Gandhi had few days back tweeted that the massive economic slowdown has weakened many Indian corporates making them attractive targets for takeovers and that the Government must not allow foreign interests to take control of any Indian corporate at this time of national crisis.

Swadesh Jagran  Manch’s National Co-convenor Ashwani Mahajan told BusinessLine that this Government move was much needed under the current circumstances.

“This is the right time for India to do something about it. Chinese investments is a threat, whether it goes into startups or into other Indian entities. Chinese are a threat. This is getting revealed globally. Under the current circumstances, It is a significant move as China might try to acquire Indian companies taking benefit of fall in equity prices”, he said. He highlighted that the change in FDI policy applied to only those countries with which India shares its land border.

Anil Talreja, Partner and leader, Consumer Business, Deloitte India said that the Government decision to restrict automatic investment from companies in neighbouring countries into India entities through a change in FDI policy is a prudent and proactive move.

“ This will ensure that any such acquisitions or takeovers are scanned by the Government before the parties proceed. Such restriction is warranted at least during the time India Inc recovers and stands on its feet again. This shield would also apply to companies in consumer retail and automotive sectors where FDI was under the automatic route”, he said.

Atul Pandey, Partner, Khaitan & Co., pointed out that the latest Government move not only requires prior approval for direct investments by Chinese firms, but also restricts any transfer of investments / future FDI resulting in beneficial ownership falling with Chinese firms.
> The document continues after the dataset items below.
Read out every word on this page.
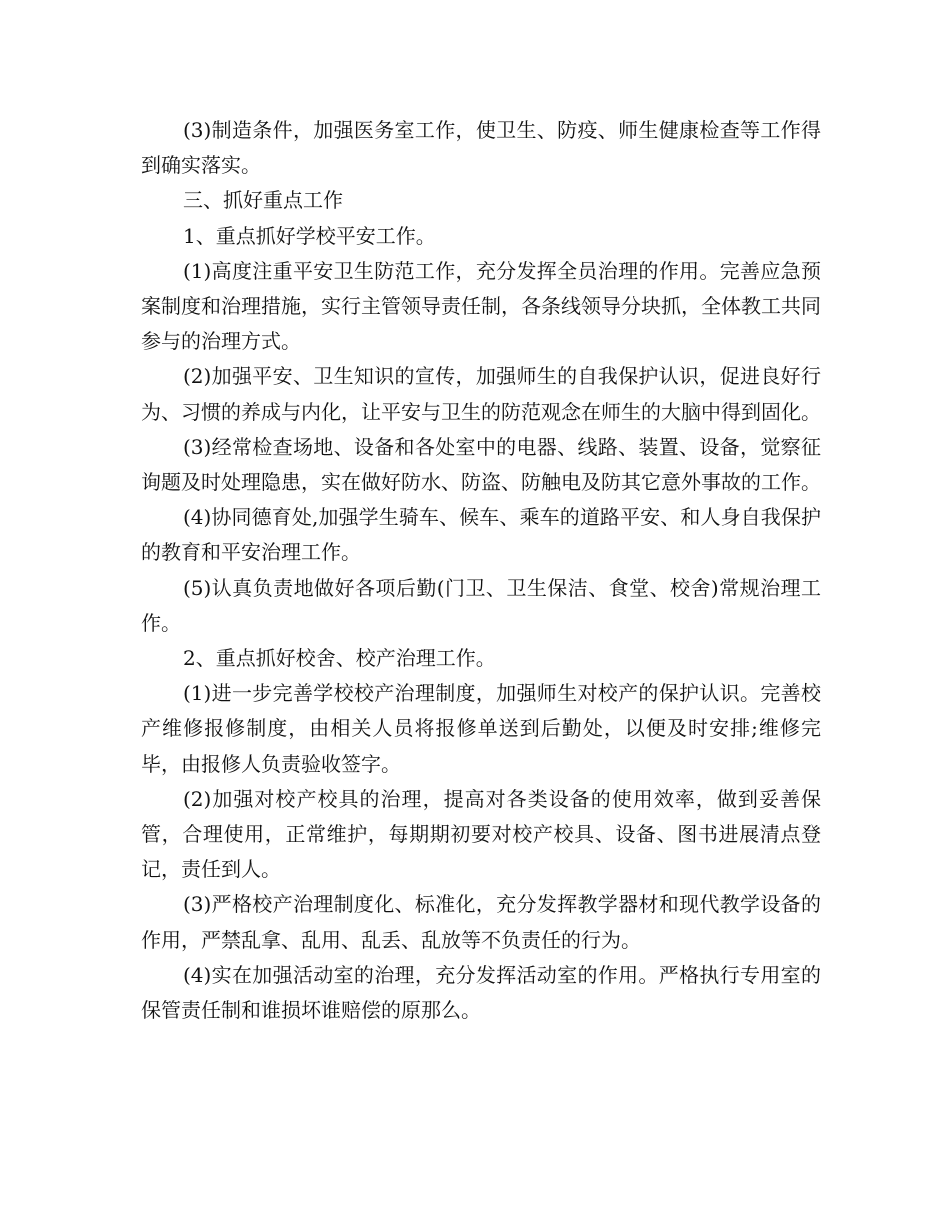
(3)制造条件，加强医务室工作，使卫生、防疫、师生健康检查等工作得到确实落实。

三、抓好重点工作

1、重点抓好学校平安工作。

(1)高度注重平安卫生防范工作，充分发挥全员治理的作用。完善应急预案制度和治理措施，实行主管领导责任制，各条线领导分块抓，全体教工共同参与的治理方式。

(2)加强平安、卫生知识的宣传，加强师生的自我保护认识，促进良好行为、习惯的养成与内化，让平安与卫生的防范观念在师生的大脑中得到固化。

(3)经常检查场地、设备和各处室中的电器、线路、装置、设备，觉察征询题及时处理隐患，实在做好防水、防盗、防触电及防其它意外事故的工作。

(4)协同德育处,加强学生骑车、候车、乘车的道路平安、和人身自我保护的教育和平安治理工作。

(5)认真负责地做好各项后勤(门卫、卫生保洁、食堂、校舍)常规治理工作。

2、重点抓好校舍、校产治理工作。

(1)进一步完善学校校产治理制度，加强师生对校产的保护认识。完善校产维修报修制度，由相关人员将报修单送到后勤处，以便及时安排;维修完毕，由报修人负责验收签字。

(2)加强对校产校具的治理，提高对各类设备的使用效率，做到妥善保管，合理使用，正常维护，每期期初要对校产校具、设备、图书进展清点登记，责任到人。

(3)严格校产治理制度化、标准化，充分发挥教学器材和现代教学设备的作用，严禁乱拿、乱用、乱丢、乱放等不负责任的行为。

(4)实在加强活动室的治理，充分发挥活动室的作用。严格执行专用室的保管责任制和谁损坏谁赔偿的原那么。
Vikram Doshi Partner Tax & Regulatory PwC India, said :“COVID19  will impact several businesses, especially ones that are highly leveraged. It will open up takeover opportunities in many sectors. This press note is an attempt to place a check and give the government an opportunity to review such takeovers and investments coming into India from specific jurisdictions.”

Sandeep Jhunjhunwala, Director, Nangia Andersen LLP, said that this just in time move would impact start up growth during the current fiscal, specifically the ones in NBFC sector and digital/technology space given that both acquisition and transfers would now be under Government watchlist.

“Overall, time is right for India to safeguard longer term considerations and protect its technology ecosystem by blocking hostile deals and effectively dealing with looming challenges posed by Chinese tech companies”, he said.